Fast wie erwartet, war ein Grundproblem das Kartenmaterial, das offenbar von Open Street Map stammt. Hier sind Straßen eingezeichnet, die es (real) überhaupt nicht gibt. Diese sind zum Teil sehr dünn und haben einen roten Rand. Fahrbar oder nicht? Eine Anfrage beim Fahrtleiter ergab keine eindeutige Antwort.
Weiterhin waren in der Karten z.T. auch feinste Details wie Ampeln und Einbahnstrassen-Regelungen eingezeichnet. Hier sollte man aber bei der Lösung beachten, dass die eingezeichneten Pfeile nur bis zur nächsten Kreuzung nach Karte gelten. De facto musste man also zur Lösung gegen real existierende Einbahnstrassen fahren. Auch die von der VFF bekannten Bundesstrassen-Kontrollen kamen zum Einsatz. In Aufgabe 5 musste man bei Punkt 6 um ein Dreieck fahren und quasi gleichzeitig DR und BR aufschreiben. Dann nochmal BL auf kleinestem Raum und entgegen einer EBS. Grenzwertig.

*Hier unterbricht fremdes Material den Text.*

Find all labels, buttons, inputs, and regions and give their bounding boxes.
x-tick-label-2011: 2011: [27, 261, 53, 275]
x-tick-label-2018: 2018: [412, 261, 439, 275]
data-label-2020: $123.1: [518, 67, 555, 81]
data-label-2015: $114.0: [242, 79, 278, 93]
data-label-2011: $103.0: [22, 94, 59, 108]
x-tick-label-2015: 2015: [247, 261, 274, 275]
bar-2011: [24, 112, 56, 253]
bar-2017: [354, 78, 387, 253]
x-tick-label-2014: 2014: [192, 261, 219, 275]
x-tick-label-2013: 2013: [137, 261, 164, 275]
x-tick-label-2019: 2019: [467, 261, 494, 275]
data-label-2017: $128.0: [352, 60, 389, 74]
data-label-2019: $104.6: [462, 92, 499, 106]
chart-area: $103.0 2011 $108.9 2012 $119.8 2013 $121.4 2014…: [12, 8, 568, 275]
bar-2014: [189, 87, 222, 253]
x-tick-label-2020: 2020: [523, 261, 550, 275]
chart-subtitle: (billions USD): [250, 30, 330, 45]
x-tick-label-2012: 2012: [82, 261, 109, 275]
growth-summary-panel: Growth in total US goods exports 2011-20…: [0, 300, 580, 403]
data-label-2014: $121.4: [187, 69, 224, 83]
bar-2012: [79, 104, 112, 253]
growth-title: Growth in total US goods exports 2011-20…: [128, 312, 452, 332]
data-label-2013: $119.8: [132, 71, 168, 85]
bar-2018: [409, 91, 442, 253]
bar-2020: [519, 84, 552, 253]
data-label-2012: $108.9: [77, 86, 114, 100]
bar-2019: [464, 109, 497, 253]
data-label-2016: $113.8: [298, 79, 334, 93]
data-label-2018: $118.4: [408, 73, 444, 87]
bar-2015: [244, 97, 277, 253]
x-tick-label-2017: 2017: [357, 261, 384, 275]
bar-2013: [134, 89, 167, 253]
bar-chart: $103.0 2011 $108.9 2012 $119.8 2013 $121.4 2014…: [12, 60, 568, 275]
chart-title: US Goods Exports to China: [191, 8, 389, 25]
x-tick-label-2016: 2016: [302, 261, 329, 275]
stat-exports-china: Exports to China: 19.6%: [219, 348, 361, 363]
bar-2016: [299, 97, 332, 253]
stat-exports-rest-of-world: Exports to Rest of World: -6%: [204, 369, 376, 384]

Im weiteren Verlauf der Nr. 5 wurde es dann noch „lustiger“ mit Extremformen von „kürzeste Strecke“ und den Barrikaden die eigentlich Strichwürmer sind. Dabei ging die Musterlösung über eine nicht-angebundene Strecke… Siehe Bilder rechts. Das wurde aber noch korrigiert.
Noch mehr Diskussionsbedarf entstand bei Aufgabe 7, die ging ja über den Verkehrsübungsplatz mit „kürzeste Gesamtstrecke aller befahrbaren Strassen“. Erster Streitpunkt: Lt. Musterlösung sollte man in eine Sackgasse fahren und dann wieder „rückwärts“ raus. Der Fahrtleiter erfreute sich dann daran, dass das kein Teilnehmer so hatte. Nee, wieso auch.
Wie weiter oben geschrieben, die Aufgabe 7 fand ich eigentlich ganz gut gemacht. Das betrifft aber definitiv nicht die Musterlösung. Hier gab es verschiedene Varianten und die von mir gefahrene „Lösung 1“ sollte nicht die kürzeste sein. Nachvollziehbar war das nicht mehr. Andere Teilnehmer kamen noch auf andere Lösungen, die dann in einer nachgereichten korrigierten Lösung gegenübergestellt und diskutiert wurden. Die Argumente wurden dabei immer wilder, so wurde mit dem „Grad“ in Kreisverkehren argumentiert und tabellarische Gegenüberstellungen verwendet. Wenn DAS schon nötig ist, sollte die Einsicht folgen, dass man sich bei der Aufgabenstellung bzw. Lösung verrannt hat. Bei den „echten“ Rallyes werden solche Aufgaben(teile) dann fairerweise neutralisiert.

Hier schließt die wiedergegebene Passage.